Most of the people who really love movies have a soft spot in their hearts for Ken Russell, the British director who loves to put the lives of artists, usually composers, on the screen. He had a period of white hot creativity from about 1966 (with the superb black and white biopic of Isadora Duncan) to 1980 (with an updated Jekyll/Hyde story called Altered States). There were only a few bad films in the 20 or so he made during that period and superb ones like The Music Lovers and Women in Love. But very few stay hot artistically forever. He's not dead yet and he, at age 80, is apparently working on a new version of Moll Flanders. But his creative juices began to dry up in the mid-80s and when he really bore down and tried again for magic with another D.H. Lawrence novel about the Brangwen girls, he pretty much failed; The Rainbow in 1989 was pretty awful. Just before that he filmed a really bad novel by somewhat famous Irishman Bram Stoker, of Dracula fame, called The Lair of the White Worm, which is the movie I watched tonight when I couldn't sleep. I'd seen it before.
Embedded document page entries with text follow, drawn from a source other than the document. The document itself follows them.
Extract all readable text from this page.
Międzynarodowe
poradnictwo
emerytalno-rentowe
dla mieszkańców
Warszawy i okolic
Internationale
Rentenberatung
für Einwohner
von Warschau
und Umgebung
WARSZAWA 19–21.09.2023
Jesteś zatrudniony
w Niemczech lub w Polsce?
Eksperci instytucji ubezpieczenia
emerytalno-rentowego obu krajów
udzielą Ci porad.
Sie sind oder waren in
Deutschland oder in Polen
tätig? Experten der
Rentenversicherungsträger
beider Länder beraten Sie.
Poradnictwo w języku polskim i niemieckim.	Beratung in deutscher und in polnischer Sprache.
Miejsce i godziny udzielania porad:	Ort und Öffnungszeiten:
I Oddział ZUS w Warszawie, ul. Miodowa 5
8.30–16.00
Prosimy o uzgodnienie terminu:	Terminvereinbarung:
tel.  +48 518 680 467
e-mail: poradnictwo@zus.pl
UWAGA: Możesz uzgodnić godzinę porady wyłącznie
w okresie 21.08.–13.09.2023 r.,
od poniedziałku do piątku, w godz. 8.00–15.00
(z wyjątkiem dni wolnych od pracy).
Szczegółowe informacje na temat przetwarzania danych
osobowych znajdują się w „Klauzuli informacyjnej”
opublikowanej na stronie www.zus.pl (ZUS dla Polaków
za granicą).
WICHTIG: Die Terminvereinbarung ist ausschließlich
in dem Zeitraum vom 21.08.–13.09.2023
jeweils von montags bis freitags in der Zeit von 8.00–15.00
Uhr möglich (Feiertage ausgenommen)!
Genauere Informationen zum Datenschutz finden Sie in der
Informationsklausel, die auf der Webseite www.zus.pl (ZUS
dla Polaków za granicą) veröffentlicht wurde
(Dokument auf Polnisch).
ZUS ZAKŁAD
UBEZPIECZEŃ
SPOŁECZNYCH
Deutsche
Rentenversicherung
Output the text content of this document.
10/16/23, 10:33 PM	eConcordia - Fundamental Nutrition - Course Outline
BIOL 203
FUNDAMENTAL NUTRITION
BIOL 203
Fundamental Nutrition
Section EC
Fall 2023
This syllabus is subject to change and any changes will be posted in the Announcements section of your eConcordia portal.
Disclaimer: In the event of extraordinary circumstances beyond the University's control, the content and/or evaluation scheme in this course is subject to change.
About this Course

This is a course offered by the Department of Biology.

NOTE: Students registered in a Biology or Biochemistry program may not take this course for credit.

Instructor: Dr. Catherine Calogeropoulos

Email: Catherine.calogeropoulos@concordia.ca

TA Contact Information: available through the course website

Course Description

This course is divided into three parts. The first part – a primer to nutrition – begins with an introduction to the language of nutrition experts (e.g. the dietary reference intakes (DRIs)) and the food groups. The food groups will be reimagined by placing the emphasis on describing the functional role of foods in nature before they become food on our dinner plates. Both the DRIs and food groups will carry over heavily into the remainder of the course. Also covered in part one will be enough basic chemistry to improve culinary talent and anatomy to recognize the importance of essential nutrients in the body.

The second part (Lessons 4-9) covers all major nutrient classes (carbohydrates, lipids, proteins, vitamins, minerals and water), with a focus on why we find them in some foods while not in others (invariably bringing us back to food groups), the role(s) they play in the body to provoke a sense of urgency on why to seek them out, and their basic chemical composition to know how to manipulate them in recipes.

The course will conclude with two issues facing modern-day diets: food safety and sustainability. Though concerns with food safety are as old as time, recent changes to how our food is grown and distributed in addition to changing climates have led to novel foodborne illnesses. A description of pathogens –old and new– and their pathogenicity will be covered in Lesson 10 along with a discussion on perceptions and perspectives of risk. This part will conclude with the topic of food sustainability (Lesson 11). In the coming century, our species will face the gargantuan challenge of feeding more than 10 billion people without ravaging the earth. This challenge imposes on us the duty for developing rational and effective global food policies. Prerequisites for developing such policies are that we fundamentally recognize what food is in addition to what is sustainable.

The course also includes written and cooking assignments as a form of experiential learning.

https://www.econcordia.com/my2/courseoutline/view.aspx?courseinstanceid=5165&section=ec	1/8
It's so bad, it's good. Camp doesn't begin to describe the complete over the top, guilty pleasure this pitiful B movie wonderfully is. For one it has Hugh Grant, looking very young but being exactly the same as he has been in every movie since. The real treat is Amanda Donahoe looking pretty darn good and just enjoying the heck out of her super villainess role. She sprays green venom on a crucifix on the wall of a farmhouse from 4 inch fangs in a wide open mouth. That's the first thing she does to reveal she's actually more than just a cougar eccentric in a hot Jaguar XKE. "Do you have children?" ask Grant and Donahoe, as Lady Sylvia Marsh, replies, "Only when there are no men around."

Then it gets really weird.

Some of the acting is so bad as to cause actual pain to the viewer, and the story is worthless, but you see in some of the flashbacks, and in parts of the strange Concorde dream sequence, the final flare ups of the cooling embers of a profligate and somewhat wasted cinematic genius.

If you don't expect a thing, you will have a ball.